Why does this matter?
Mark Zuckerberg has spent billions on metaverse, but still people are struggling to understand the concept. With the growing hype around artificial intelligence, we wonder if metaverse is finally taking a back seat in favour of other investments? Mark Zuckerberg insists this isn’t the case.
He said: “We’ve been focusing on AI and the metaverse for years now, and we will continue to focus on both … Building the metaverse is a long-term project, but the rationale for it remains the same and we remain committed to it.”

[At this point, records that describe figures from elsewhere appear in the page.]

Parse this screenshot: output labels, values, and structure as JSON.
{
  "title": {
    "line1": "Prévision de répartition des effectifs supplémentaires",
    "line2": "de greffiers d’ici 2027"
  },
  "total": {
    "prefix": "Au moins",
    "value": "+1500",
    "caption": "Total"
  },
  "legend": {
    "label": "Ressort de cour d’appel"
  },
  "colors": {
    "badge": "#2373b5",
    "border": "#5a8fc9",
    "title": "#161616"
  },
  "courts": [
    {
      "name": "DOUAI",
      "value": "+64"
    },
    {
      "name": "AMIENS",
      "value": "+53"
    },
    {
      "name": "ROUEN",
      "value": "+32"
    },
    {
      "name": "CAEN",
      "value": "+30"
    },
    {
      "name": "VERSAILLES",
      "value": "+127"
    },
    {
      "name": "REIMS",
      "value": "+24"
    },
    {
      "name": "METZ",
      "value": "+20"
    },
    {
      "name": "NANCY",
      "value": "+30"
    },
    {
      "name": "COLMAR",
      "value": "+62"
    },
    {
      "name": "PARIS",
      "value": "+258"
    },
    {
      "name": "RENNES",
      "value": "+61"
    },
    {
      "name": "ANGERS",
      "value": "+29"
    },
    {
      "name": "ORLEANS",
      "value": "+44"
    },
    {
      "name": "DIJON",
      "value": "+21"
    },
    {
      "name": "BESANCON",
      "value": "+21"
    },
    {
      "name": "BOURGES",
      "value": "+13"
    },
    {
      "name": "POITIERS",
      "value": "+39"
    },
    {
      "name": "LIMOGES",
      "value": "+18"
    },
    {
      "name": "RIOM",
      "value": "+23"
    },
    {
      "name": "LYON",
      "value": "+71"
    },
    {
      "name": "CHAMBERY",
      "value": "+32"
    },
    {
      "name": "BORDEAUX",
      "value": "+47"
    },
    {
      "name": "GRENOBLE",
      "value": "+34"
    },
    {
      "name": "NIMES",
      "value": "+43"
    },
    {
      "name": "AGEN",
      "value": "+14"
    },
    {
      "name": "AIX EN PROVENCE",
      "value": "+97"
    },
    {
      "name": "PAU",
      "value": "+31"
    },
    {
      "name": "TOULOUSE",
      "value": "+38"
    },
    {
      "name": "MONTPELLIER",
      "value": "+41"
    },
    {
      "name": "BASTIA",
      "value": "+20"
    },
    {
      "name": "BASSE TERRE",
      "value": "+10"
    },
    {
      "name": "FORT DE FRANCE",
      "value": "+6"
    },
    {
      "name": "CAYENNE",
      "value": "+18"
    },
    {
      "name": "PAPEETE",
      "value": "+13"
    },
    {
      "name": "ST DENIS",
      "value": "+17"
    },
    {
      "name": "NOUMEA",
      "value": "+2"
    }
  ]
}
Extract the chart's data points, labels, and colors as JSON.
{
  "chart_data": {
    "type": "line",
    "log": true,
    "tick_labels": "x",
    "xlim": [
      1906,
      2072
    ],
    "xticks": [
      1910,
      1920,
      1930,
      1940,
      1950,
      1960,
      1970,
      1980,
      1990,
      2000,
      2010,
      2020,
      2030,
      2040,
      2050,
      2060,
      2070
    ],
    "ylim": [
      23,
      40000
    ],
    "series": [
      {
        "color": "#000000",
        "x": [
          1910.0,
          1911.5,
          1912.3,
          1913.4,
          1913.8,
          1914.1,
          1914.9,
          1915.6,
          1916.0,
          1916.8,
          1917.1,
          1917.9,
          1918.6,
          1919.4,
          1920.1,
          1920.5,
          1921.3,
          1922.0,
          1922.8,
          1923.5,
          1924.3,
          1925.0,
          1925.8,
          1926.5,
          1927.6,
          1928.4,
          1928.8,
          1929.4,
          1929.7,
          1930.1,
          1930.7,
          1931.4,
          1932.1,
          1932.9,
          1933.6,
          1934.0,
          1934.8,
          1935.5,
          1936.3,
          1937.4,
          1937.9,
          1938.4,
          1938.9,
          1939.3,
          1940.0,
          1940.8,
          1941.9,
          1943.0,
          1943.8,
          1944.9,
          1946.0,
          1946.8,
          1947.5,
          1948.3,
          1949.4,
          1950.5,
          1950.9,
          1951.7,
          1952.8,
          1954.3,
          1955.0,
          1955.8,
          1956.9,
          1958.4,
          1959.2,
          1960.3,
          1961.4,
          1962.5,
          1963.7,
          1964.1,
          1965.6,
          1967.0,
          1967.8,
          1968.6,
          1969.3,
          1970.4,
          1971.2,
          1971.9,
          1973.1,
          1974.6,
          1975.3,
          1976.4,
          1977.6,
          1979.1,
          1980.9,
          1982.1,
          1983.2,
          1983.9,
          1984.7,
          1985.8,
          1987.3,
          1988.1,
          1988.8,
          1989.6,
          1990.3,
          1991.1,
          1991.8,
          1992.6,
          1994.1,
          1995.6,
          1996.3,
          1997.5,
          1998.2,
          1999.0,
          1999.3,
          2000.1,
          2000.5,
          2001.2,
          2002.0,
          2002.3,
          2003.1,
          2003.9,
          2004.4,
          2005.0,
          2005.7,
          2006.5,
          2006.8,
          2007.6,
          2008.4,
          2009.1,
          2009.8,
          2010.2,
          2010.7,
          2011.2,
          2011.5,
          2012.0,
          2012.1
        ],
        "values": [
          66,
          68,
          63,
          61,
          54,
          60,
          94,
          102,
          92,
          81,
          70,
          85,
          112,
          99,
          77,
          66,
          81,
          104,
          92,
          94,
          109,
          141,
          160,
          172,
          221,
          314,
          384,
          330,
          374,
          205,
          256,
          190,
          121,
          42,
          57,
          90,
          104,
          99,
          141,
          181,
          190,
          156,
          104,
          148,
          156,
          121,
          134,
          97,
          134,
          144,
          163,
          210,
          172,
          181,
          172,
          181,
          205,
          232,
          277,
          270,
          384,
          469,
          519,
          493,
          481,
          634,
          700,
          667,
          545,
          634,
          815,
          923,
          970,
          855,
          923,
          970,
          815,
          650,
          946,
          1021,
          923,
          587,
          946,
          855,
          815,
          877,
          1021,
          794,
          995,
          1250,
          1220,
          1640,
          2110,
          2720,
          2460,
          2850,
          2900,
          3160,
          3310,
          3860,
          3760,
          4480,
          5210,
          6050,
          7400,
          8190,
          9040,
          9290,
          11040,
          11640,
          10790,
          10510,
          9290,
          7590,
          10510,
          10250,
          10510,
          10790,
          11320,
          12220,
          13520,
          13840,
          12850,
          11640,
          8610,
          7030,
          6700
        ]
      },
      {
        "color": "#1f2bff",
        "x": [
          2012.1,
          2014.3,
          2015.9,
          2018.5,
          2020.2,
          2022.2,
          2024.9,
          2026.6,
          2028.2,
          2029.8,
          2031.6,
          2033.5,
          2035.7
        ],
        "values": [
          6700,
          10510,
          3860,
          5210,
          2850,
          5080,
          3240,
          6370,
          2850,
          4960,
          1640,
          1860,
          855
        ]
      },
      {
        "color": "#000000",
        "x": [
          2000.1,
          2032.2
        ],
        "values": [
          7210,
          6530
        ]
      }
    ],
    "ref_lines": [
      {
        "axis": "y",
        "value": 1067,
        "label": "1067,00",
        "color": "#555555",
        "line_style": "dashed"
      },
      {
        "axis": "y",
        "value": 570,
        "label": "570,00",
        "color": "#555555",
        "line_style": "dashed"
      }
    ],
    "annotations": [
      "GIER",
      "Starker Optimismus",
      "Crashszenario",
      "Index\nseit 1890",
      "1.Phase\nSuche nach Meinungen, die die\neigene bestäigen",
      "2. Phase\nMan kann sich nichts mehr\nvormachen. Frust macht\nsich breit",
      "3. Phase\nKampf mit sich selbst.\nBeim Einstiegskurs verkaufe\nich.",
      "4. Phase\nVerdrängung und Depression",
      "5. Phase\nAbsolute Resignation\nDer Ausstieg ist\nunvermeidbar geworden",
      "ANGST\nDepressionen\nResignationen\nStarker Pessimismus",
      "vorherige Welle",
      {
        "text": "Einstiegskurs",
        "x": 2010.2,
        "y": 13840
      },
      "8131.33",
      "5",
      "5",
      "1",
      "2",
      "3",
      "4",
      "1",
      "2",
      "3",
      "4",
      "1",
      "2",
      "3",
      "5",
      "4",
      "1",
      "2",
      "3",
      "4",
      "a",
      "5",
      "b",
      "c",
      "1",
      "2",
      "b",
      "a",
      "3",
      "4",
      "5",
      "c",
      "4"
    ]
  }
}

From recent reports, it is clear Apple intend to take a radically different approach to Meta. For starters, the price tag of its headset will cost thousands of dollars, with the long-term goal to create a headset that people do not feel the need to take off when speaking to other people in the same room.
Has Apple found a solution to metaverse? As with so much in the metaverse space, the vision makes sense if we are thinking about life in 10 years’ time, but getting to that point is going to cost both Apple and Meta an awful lot of time and money.